A Spark Data Source for accessing 🤗 Hugging Face Datasets:
- Stream datasets from Hugging Face as Spark DataFrames
- Select subsets and splits, apply projection and predicate filters
- Save Spark DataFrames as Parquet files to Hugging Face
- Fully distributed
- Authentication via
huggingface-cli login
or tokens - Compatible with Spark 4 (with auto-import)
- Backport for Spark 3.5, 3.4 and 3.3
pip install pyspark_huggingface
Load a dataset (here stanfordnlp/imdb):
import pyspark_huggingface
df = spark.read.format("huggingface").load("stanfordnlp/imdb")
Save to Hugging Face:
# Login with huggingface-cli login
df.write.format("huggingface").save("username/my_dataset")

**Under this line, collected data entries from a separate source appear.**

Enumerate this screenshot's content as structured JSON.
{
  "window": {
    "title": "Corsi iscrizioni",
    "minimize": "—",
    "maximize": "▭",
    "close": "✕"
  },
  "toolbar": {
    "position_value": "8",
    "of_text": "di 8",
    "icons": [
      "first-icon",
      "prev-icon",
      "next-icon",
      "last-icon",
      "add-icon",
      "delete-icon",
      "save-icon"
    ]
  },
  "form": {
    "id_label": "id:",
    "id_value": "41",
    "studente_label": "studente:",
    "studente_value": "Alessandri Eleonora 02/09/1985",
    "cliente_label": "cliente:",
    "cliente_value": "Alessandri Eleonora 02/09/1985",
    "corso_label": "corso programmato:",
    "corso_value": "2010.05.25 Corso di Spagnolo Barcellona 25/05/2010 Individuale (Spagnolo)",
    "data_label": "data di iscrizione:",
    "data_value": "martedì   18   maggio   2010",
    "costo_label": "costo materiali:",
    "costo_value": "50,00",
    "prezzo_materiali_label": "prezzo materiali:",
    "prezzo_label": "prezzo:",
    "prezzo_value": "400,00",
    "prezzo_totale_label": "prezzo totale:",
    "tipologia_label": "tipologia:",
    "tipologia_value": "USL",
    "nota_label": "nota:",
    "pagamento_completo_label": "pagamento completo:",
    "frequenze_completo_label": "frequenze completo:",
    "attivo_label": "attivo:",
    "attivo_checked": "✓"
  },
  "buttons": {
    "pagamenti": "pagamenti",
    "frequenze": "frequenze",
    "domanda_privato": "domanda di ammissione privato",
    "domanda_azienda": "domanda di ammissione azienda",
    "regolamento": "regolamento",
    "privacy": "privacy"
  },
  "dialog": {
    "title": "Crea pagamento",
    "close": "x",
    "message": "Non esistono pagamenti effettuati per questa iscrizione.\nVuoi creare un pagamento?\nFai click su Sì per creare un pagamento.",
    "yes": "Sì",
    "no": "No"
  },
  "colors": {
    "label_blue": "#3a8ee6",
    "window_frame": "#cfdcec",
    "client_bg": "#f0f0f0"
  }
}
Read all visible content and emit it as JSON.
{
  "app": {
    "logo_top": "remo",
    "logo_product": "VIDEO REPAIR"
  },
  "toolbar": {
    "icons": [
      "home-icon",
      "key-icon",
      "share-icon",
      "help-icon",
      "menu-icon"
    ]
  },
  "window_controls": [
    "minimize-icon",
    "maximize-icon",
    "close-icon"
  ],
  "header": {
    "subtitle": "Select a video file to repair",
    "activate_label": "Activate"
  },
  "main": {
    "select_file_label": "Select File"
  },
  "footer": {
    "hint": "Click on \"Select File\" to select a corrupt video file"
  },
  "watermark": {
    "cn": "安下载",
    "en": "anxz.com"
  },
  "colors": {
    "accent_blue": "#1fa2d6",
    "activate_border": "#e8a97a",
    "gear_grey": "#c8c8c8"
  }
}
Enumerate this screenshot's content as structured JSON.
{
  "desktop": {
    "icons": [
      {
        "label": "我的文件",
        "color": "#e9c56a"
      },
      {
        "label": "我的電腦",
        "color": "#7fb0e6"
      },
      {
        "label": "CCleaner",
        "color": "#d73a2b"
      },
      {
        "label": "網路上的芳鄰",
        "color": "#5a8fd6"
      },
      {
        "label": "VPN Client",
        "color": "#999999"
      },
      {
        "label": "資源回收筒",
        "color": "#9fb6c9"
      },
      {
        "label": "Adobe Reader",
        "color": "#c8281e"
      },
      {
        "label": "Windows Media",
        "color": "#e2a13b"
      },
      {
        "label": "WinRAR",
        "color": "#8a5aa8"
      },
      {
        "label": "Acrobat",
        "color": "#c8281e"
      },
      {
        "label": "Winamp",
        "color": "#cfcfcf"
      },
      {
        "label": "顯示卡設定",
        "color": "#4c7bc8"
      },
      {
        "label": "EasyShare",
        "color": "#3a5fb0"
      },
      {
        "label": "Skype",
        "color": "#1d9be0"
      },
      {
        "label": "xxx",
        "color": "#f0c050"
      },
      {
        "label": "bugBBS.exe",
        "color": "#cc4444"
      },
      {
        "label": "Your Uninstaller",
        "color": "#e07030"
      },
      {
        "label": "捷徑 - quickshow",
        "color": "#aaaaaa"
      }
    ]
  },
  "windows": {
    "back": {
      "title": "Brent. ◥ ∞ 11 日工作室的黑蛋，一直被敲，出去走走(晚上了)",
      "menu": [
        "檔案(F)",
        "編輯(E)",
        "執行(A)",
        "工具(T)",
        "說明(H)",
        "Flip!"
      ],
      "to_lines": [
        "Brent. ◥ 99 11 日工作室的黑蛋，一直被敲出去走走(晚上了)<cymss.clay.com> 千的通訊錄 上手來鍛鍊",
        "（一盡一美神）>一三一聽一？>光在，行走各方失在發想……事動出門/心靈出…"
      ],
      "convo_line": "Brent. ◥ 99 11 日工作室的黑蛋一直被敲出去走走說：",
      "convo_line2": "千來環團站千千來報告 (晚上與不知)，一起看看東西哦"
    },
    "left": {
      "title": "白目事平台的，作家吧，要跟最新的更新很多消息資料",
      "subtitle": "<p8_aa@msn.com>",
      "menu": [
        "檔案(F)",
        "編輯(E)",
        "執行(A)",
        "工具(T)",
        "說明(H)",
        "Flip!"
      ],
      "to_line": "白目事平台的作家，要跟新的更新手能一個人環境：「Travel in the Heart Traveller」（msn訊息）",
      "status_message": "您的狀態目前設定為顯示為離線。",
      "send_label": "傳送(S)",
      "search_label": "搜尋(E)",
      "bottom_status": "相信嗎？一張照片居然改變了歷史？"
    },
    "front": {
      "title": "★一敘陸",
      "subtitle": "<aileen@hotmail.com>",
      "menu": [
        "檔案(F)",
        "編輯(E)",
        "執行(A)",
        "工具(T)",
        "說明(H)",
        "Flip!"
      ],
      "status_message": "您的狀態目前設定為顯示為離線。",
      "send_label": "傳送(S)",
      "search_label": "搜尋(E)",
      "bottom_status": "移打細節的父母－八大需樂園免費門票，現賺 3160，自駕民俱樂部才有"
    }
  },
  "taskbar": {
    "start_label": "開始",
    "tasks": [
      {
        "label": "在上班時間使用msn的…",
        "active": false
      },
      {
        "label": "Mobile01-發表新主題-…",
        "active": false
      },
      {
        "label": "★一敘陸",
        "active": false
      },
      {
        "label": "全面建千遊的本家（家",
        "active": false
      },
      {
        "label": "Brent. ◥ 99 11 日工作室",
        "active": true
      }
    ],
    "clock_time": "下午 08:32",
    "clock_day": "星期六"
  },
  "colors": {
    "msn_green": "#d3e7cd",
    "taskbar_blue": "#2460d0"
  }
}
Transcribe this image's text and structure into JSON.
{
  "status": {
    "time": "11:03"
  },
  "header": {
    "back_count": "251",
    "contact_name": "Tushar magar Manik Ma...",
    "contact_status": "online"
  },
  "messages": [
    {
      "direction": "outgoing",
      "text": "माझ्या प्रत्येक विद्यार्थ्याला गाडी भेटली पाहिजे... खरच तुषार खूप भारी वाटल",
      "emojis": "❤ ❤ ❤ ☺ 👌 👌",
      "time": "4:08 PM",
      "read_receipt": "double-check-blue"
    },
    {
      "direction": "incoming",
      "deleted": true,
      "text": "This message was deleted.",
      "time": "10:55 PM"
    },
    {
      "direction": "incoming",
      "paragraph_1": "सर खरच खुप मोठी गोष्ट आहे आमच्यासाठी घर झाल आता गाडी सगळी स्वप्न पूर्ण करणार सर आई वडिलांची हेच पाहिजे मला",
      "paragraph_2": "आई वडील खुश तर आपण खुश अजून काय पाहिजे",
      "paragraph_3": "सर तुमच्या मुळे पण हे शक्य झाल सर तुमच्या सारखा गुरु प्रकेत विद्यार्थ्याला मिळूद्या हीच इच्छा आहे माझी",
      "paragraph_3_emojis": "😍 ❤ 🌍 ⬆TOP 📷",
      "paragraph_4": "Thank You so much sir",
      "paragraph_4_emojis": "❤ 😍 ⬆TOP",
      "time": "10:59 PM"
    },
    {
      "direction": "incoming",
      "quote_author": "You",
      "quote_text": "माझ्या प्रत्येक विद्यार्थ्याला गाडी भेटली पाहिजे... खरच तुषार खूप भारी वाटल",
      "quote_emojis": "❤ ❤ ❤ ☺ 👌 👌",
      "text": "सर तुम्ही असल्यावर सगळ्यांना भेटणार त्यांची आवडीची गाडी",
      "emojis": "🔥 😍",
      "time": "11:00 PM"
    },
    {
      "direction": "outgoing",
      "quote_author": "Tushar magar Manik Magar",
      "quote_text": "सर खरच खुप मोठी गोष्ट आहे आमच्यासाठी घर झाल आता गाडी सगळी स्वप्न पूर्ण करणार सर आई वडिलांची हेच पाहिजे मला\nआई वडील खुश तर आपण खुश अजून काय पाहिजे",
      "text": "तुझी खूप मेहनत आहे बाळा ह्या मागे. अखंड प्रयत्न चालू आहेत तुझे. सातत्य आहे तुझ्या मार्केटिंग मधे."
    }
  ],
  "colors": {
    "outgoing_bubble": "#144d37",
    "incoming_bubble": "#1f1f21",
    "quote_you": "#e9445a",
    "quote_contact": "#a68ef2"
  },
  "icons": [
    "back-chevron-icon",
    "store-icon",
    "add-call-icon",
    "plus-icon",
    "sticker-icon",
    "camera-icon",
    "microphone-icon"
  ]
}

# Or pass a token manually
df.write.format("huggingface").option("token", "hf_xxx").save("username/my_dataset")
Select a split:
test_df = (
spark.read.format("huggingface")
.option("split", "test")
.load("stanfordnlp/imdb")
)
Select a subset/config:
test_df = (
spark.read.format("huggingface")
.option("config", "sample-10BT")
.load("HuggingFaceFW/fineweb-edu")
)
Filters columns and rows (especially efficient for Parquet datasets):
df = (
spark.read.format("huggingface")
.option("filters", '[("language_score", ">", 0.99)]')
.option("columns", '["text", "language_score"]')
.load("HuggingFaceFW/fineweb-edu")
)
While the Data Source API was introcuded in Spark 4, this package includes a backport for older versions.
Importing pyspark_huggingface
patches the PySpark reader and writer to add the "huggingface" data source. It is compatible with PySpark 3.5, 3.4 and 3.3:
>>> import pyspark_huggingface
huggingface datasource enabled for pyspark 3.x.x (backport from pyspark 4)
The import is only necessary on Spark 3.x to enable the backport.
Spark 4 automatically imports pyspark_huggingface
as soon as it is installed, and registers the "huggingface" data source.